O superintendente da FPFS, Antônio Moreira, explicou que todos os regulamentos da entidade deixam claro a impossibilidade de pessoas do sexo feminino atuarem em competições masculinas, e vice-versa. ''Nenhum esporte oficial no mundo permite que isso aconteça'', completou. Entre os motivos que impedem essa miscigenação em quadra, estariam a maior força física e a malícia dos meninos.
Moreira observou que já houve um caso semelhante em Londrina. Segundo ele, uma menina foi inscrita no Campeonato Citadino masculino. Ela chegou a atuar na primeira partida da competição, quando sua equipe saiu vitoriosa. ''O adversário entrou com um recurso e ganhou os pontos da partida''.
O superintendente classificou a família de Gabriela como ''irresponsável'' por permitir que ela dispute partidas entre meninos. O analista de sistemas, Gerson Vila, pai de Gabriela, demonstrou tranquilidade ao comentar a afirmação de Moreira. Ele observou que acompanha a filha nos treinos e jogos e nunca houve qualquer problema com os meninos. ''Confio nos técnicos e pessoas que trabalham com minha filha'', declarou.

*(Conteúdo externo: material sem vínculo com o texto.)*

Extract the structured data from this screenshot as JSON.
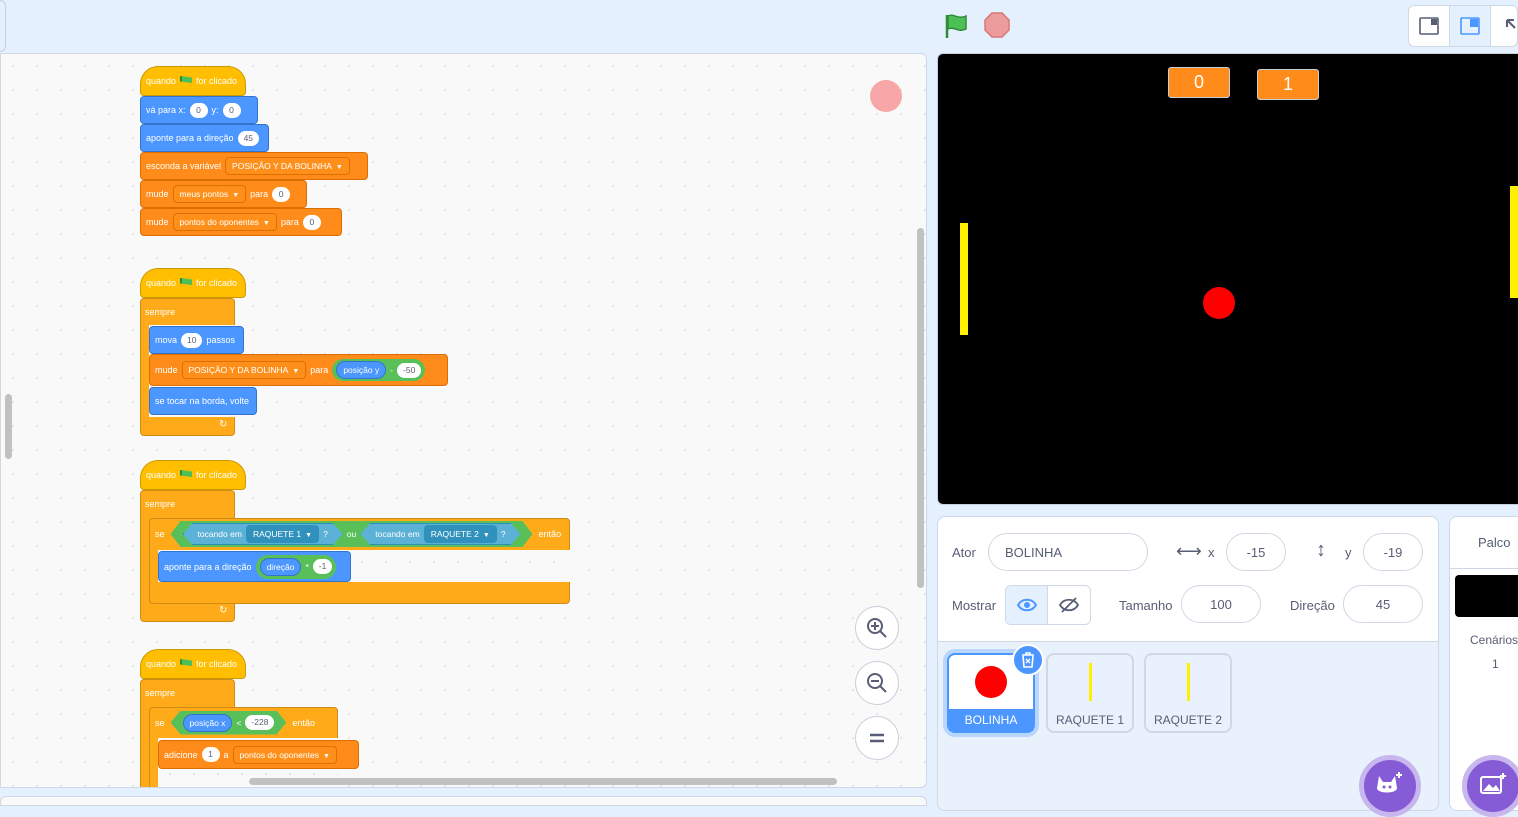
{
  "scripts": {
    "s1": {
      "hat_quando": "quando",
      "hat_clicked": "for clicado",
      "goto_label": "vá para x:",
      "goto_x": "0",
      "goto_y_label": "y:",
      "goto_y": "0",
      "point_label": "aponte para a direção",
      "point_val": "45",
      "hide_label": "esconda a variável",
      "hide_var": "POSIÇÃO Y DA BOLINHA",
      "set1_label": "mude",
      "set1_var": "meus pontos",
      "set1_to": "para",
      "set1_val": "0",
      "set2_label": "mude",
      "set2_var": "pontos do oponentes",
      "set2_to": "para",
      "set2_val": "0"
    },
    "s2": {
      "hat_quando": "quando",
      "hat_clicked": "for clicado",
      "forever": "sempre",
      "move_label": "mova",
      "move_val": "10",
      "move_unit": "passos",
      "set_label": "mude",
      "set_var": "POSIÇÃO Y DA BOLINHA",
      "set_to": "para",
      "set_rep": "posição y",
      "set_op": "-",
      "set_val": "-50",
      "bounce": "se tocar na borda, volte"
    },
    "s3": {
      "hat_quando": "quando",
      "hat_clicked": "for clicado",
      "forever": "sempre",
      "if_label": "se",
      "touch1_label": "tocando em",
      "touch1_obj": "RAQUETE 1",
      "q1": "?",
      "or_label": "ou",
      "touch2_label": "tocando em",
      "touch2_obj": "RAQUETE 2",
      "q2": "?",
      "then_label": "então",
      "point_label": "aponte para a direção",
      "point_rep": "direção",
      "point_op": "*",
      "point_val": "-1"
    },
    "s4": {
      "hat_quando": "quando",
      "hat_clicked": "for clicado",
      "forever": "sempre",
      "if_label": "se",
      "cond_rep": "posição x",
      "cond_op": "<",
      "cond_val": "-228",
      "then_label": "então",
      "change_label": "adicione",
      "change_val": "1",
      "change_a": "a",
      "change_var": "pontos do oponentes"
    }
  },
  "stage": {
    "score_left": "0",
    "score_right": "1"
  },
  "sprite_info": {
    "sprite_label": "Ator",
    "sprite_name": "BOLINHA",
    "x_label": "x",
    "x_value": "-15",
    "y_label": "y",
    "y_value": "-19",
    "show_label": "Mostrar",
    "size_label": "Tamanho",
    "size_value": "100",
    "direction_label": "Direção",
    "direction_value": "45"
  },
  "sprites": [
    {
      "name": "BOLINHA"
    },
    {
      "name": "RAQUETE 1"
    },
    {
      "name": "RAQUETE 2"
    }
  ],
  "stage_panel": {
    "title": "Palco",
    "backdrops_label": "Cenários",
    "backdrops_count": "1"
  },
  "colors": {
    "events": "#ffbf00",
    "motion": "#4c97ff",
    "variables": "#ff8c1a",
    "operators": "#59c059",
    "control": "#ffab19",
    "sensing": "#5cb1d6",
    "accent": "#855cd6",
    "selected": "#4c97ff"
  }
}
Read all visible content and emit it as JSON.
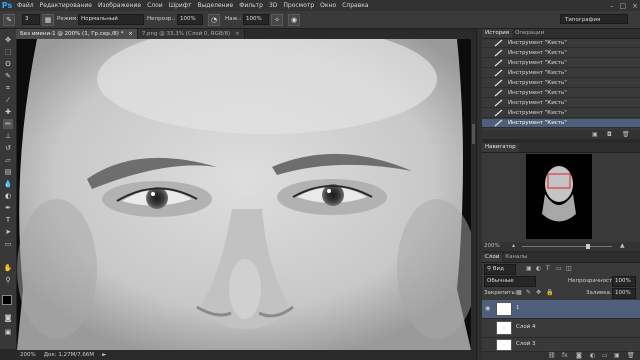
{
  "menubar": {
    "logo": "Ps",
    "items": [
      "Файл",
      "Редактирование",
      "Изображение",
      "Слои",
      "Шрифт",
      "Выделение",
      "Фильтр",
      "3D",
      "Просмотр",
      "Окно",
      "Справка"
    ],
    "window_controls": [
      "–",
      "□",
      "×"
    ]
  },
  "options": {
    "size_value": "3",
    "mode_label": "Режим:",
    "mode_value": "Нормальный",
    "opacity_label": "Непрозр.:",
    "opacity_value": "100%",
    "pressure_label": "Наж.:",
    "pressure_value": "100%",
    "workspace": "Типография"
  },
  "tabs": [
    {
      "label": "Без имени-1 @ 200% (1, Гр.сер./8) *",
      "close": "×"
    },
    {
      "label": "7.png @ 33,3% (Слой 0, RGB/8)",
      "close": "×"
    }
  ],
  "status": {
    "zoom": "200%",
    "doc": "Док: 1,27М/7,66М"
  },
  "history": {
    "tabs": [
      "История",
      "Операции"
    ],
    "item_label": "Инструмент \"Кисть\"",
    "rows": 9,
    "active_row": 8
  },
  "navigator": {
    "tabs": [
      "Навигатор"
    ],
    "zoom": "200%"
  },
  "layers": {
    "tabs": [
      "Слои",
      "Каналы"
    ],
    "filter_value": "Вид",
    "blend_mode": "Обычные",
    "opacity_label": "Непрозрачность:",
    "opacity_value": "100%",
    "lock_label": "Закрепить:",
    "fill_label": "Заливка:",
    "fill_value": "100%",
    "items": [
      {
        "name": "1",
        "active": true
      },
      {
        "name": "Слой 4",
        "active": false
      },
      {
        "name": "Слой 3",
        "active": false
      }
    ]
  },
  "colors": {
    "ps_blue": "#31a8ff",
    "active_row": "#4d5f7a",
    "navigator_frame": "#e02020"
  }
}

Vila acrescentou que a educação transmitida a Gabriela é suficiente para que ela não permita que os meninos, adversários ou companheiros de time, faltem com respeito dentro de quadra. ''Apesar de gostar muito de futebol, a Gabriela é muito responsável tanto fora como dentro de casa. E, além disso, ela não perde seu jeito de menina'', ressaltou o analista de sistemas. ''Essa questão da malícia dos meninos está mais na cabeça dos adultos do que das crianças''.
O presidente da Liga Metropolitana de Futsal, Osmar Obuti, já adiantou que, antes de promover o próximo campeonato, estará consultando a FPFS para se orientar sobre a presença de mulheres nos campeonatos masculinos.